1999.9.27

 

  8. 高令化社会の構造
 

 

 わが国は今では世界一の長寿国になった。それに出生率の低下とが重なって急速に高令化が進んでいる。一般には高令化とは人口のなかに占める老人(例えば65才以上)人口の占める割合がどんどんふえていくことを言っている。例えば生産年令人口で老年人口を割ってパーセントになおしたものを老年化指数と言うが、これは1920年から60年までの間は大体8乃至9の間にあったが、その後急速にのびて1989年には16.7になり、将来予測としては2021年には23.6にも達すると考えられている。この値が10であれば10人で1人の老人をささえればよいが、25にもなると4人で1人という負担になり大問題だという訳である。ヨーロッパの先進国はこの値が既に15〜18と高い値であるが、これは百年近くかかってこうなったのに、わが国では急速にこうなるから大変だという訳である。これについて古川俊之(高令化社会の設計−−中公新書)は、これは統計のとり違いでそんな心配はいらないと主張している。すなわち生産人口の全人口に対する割合をとれば、1920年で0.462、1980年で0.477、今の年齢階級別就労人口比率が続くと仮定すると2025年でも0.477で現在と変わらない。また労働力も女子や高令者の就労を考えれば決して不足するとは考えられないと説く。
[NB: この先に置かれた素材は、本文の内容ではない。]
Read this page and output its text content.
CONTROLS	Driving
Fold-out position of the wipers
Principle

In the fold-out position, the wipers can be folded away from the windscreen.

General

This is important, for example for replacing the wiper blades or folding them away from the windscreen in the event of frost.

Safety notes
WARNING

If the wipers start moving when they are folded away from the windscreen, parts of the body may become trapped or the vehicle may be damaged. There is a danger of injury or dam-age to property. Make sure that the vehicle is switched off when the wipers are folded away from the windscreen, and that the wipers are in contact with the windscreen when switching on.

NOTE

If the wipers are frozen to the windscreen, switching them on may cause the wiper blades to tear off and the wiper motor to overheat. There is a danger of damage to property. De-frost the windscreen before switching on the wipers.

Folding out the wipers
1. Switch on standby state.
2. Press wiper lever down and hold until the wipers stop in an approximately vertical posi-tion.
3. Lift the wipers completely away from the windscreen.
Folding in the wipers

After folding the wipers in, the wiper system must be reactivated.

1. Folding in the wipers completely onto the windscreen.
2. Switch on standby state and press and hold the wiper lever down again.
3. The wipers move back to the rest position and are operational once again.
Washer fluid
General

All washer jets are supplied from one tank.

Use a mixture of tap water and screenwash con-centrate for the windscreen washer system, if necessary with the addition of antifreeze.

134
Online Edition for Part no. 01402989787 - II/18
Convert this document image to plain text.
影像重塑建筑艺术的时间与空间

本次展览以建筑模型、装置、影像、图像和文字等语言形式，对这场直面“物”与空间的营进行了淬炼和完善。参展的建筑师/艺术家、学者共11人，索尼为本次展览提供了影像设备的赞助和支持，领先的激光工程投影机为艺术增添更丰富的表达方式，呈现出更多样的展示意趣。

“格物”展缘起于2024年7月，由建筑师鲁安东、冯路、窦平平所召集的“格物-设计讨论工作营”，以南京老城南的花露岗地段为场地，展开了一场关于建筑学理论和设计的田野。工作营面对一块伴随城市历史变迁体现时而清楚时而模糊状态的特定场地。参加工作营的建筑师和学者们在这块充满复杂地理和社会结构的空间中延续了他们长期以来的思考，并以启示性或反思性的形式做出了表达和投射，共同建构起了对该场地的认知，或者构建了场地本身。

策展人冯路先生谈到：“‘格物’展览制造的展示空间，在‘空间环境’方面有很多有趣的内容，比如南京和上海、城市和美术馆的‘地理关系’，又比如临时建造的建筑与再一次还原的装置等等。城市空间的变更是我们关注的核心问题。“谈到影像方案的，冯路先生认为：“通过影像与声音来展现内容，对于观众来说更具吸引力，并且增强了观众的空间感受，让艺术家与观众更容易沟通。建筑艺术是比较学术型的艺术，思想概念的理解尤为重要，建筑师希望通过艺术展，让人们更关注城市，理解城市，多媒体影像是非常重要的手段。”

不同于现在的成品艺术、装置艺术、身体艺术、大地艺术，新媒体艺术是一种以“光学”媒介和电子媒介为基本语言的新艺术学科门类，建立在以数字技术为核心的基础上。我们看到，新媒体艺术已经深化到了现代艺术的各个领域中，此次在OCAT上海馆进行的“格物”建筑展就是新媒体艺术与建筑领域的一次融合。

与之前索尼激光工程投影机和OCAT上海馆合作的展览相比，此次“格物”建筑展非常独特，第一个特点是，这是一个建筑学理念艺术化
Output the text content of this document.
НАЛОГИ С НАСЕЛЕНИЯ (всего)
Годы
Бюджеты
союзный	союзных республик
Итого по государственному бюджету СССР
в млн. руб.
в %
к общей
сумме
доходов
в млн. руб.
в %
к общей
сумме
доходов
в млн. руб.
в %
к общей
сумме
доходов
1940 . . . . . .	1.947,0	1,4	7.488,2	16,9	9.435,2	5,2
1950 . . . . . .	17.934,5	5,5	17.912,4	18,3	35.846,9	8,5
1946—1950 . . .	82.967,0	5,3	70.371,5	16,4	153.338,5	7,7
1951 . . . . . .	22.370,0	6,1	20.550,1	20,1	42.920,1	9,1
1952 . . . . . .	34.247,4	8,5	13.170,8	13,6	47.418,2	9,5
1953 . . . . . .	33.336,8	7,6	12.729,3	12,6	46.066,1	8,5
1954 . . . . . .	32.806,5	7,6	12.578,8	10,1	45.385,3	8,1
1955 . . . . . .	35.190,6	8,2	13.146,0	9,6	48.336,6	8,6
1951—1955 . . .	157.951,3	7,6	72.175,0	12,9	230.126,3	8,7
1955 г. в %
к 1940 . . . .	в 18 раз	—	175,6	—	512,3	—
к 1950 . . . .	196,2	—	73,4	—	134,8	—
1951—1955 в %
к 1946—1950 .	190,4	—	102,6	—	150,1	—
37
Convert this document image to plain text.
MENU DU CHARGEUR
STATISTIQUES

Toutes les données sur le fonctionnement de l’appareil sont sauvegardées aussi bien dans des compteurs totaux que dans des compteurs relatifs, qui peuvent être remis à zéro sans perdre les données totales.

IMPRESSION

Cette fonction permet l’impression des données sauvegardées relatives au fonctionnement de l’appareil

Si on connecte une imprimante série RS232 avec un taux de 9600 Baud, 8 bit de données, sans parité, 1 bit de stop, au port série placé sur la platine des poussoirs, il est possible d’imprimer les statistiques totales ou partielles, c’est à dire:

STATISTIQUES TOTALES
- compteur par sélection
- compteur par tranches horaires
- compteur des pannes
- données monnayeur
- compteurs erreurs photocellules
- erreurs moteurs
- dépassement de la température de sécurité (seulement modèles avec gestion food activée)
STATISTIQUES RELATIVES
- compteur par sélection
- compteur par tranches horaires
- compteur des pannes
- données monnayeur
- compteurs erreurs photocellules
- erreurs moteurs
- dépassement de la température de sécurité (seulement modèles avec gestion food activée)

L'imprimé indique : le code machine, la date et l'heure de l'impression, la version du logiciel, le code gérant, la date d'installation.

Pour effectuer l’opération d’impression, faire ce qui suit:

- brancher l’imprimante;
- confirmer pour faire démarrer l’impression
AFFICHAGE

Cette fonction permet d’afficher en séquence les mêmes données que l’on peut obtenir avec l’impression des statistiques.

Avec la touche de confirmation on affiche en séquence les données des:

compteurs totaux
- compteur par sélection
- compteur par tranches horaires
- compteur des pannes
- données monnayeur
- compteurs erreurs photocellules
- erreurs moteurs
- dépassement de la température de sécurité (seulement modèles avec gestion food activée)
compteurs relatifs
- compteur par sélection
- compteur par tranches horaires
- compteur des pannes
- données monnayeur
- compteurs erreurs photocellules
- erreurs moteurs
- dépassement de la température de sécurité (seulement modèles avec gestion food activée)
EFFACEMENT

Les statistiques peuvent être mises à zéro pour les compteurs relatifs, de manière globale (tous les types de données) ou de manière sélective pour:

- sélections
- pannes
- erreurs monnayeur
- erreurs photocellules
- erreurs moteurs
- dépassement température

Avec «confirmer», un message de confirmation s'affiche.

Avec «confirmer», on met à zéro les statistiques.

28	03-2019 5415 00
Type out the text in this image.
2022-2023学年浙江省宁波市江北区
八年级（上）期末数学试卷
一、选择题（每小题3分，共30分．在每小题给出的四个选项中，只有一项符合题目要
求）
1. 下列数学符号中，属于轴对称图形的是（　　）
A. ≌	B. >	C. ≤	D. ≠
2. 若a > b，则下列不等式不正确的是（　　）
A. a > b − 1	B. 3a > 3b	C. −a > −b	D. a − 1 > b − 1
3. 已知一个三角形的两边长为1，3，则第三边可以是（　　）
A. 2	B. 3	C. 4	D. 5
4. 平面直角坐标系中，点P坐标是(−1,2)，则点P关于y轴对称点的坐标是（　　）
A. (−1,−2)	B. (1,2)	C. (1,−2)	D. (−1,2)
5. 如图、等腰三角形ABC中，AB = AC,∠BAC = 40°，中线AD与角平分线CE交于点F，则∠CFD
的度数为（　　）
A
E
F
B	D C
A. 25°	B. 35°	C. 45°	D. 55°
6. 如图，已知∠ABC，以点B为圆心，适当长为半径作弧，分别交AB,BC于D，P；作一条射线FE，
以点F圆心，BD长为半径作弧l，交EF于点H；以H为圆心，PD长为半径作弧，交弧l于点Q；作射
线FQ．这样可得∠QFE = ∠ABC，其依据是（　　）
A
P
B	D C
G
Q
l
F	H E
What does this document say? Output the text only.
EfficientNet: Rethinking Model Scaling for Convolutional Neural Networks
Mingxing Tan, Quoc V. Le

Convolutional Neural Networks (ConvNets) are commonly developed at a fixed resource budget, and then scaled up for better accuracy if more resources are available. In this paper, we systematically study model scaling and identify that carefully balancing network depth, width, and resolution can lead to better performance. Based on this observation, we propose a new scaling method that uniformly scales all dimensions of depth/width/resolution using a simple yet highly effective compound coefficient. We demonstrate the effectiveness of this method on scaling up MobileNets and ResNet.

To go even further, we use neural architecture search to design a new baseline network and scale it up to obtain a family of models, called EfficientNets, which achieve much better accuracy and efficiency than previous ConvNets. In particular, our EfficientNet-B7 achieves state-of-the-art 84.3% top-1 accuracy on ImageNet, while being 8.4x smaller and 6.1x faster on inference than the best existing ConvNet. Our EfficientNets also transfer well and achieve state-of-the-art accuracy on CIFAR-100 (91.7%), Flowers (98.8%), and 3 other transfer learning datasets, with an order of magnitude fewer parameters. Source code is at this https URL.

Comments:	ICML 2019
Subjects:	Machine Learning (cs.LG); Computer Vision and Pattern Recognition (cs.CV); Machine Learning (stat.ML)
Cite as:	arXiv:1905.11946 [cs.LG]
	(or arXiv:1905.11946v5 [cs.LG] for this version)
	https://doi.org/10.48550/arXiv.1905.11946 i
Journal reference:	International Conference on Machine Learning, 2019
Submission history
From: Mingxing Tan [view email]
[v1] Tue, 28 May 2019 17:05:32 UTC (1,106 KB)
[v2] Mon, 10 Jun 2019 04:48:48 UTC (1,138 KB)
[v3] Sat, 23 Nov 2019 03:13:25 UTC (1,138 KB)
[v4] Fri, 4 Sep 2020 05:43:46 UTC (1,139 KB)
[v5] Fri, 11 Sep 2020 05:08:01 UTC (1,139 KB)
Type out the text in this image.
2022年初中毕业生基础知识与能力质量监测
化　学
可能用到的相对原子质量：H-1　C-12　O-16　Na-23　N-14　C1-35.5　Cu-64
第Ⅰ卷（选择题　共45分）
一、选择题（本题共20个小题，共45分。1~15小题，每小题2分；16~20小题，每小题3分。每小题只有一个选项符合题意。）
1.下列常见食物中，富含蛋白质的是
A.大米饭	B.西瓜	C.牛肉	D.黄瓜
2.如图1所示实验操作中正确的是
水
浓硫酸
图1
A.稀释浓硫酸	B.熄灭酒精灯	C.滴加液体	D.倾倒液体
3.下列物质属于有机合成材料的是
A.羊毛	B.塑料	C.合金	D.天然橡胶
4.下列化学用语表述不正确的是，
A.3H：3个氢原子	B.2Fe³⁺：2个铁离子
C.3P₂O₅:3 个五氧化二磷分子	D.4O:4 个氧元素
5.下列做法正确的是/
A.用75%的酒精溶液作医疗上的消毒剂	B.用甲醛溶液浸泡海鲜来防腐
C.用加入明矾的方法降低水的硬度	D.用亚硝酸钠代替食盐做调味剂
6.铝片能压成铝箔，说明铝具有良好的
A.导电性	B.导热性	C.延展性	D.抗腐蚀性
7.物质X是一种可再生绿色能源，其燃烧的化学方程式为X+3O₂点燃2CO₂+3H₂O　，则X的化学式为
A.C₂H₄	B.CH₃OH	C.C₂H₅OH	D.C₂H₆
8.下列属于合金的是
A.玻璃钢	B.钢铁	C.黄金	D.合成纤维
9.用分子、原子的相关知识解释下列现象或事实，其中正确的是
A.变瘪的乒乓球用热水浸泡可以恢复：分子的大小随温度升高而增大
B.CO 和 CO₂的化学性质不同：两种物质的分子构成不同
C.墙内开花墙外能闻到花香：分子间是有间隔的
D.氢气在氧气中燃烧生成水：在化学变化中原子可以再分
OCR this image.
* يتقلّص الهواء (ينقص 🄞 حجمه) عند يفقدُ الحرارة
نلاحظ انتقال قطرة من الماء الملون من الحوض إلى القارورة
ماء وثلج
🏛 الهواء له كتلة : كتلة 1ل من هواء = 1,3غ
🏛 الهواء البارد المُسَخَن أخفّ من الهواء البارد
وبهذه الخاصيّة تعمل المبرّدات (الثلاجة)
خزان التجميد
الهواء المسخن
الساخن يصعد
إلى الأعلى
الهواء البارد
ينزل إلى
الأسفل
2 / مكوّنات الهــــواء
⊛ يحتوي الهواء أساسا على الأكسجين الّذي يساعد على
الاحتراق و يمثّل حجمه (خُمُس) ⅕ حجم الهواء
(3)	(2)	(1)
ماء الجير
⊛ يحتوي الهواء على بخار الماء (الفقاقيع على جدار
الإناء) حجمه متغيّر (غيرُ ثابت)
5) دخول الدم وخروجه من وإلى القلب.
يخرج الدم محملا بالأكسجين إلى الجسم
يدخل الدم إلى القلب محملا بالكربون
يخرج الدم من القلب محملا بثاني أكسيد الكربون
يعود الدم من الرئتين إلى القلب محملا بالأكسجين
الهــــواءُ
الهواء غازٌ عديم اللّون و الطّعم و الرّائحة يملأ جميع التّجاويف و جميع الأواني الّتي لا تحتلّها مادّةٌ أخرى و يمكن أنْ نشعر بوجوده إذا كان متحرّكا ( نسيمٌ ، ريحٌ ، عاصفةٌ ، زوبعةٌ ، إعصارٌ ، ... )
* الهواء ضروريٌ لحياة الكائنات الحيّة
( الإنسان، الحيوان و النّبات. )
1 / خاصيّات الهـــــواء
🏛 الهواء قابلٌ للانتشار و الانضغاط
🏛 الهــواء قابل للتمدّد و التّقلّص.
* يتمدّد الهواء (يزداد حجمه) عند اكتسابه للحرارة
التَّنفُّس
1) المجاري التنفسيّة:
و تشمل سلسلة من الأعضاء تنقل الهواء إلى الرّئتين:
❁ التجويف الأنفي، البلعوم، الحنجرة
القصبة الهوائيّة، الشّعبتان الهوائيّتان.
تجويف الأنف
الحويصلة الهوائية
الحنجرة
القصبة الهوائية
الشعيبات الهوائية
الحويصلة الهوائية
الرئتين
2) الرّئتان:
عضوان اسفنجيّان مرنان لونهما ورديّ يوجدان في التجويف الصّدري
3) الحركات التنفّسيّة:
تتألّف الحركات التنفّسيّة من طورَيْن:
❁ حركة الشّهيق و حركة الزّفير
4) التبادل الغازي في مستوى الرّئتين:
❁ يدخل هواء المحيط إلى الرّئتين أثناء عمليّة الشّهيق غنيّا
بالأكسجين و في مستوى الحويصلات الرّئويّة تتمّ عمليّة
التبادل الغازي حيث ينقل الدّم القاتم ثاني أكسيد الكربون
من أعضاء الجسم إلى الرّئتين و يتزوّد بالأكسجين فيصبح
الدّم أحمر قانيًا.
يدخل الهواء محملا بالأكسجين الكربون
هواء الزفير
 高令化に伴う問題は医学面にもある。今でも老年病や痴呆が大きな社会的負担になっているのに、老人がふえればその数がますます増えるというものである。これも単純な数字の掛け合わせで出てくるもので、現実は決してそのようにはならないと考えられる。平均寿命が伸びるということは、それだけ各年令での死亡率がへるということである。私の試算によると1990年の65歳ほ男性は、1960年即ち父の時代の56歳、1930年即ち祖父の時代の50歳と同じ死亡率である。死亡率をその集団の一つの健康指標と考えると、日本人はそれだけ若返っていることになる。しかし残念ながらわが国では罹病率についてのしっかりした統計は発表されていないが、アメリカのスタンフォード大学のJ・F・フリーズが罹病率の低下をアメリカのいくつかの調査にもとづいて示している。この時大切なのは罹病率のとり方である。わが国の統計では健康保険で何々病とした者はみんな罹病者と見做すから、罹病率は老人がふえると共に益々ふえることになる。これはおかしいので、自分自身を考えても、高血圧で内科、白内障で眼科、腰痛で整形外科、入れ歯で歯科と受診しているし、また何か新たな病気で受診するかもしれないが、別に休みもせず公益事業のお手伝いをしている。従って高令化社会はみんながその気になって対応すれば心配はいらないと言えそうである。その上に更に老化の研究を推進してより長く人々が元気でいることが出来るようになれば、何時までも65歳以上を老人として老年化指数を計算して心配させるのは人を誤らせるものと言わねばならない。73歳を今の65歳の若さにまで引き上げることが、我が国の高齢化対策として必要なことを私の主張今月のトピックス)として論じた。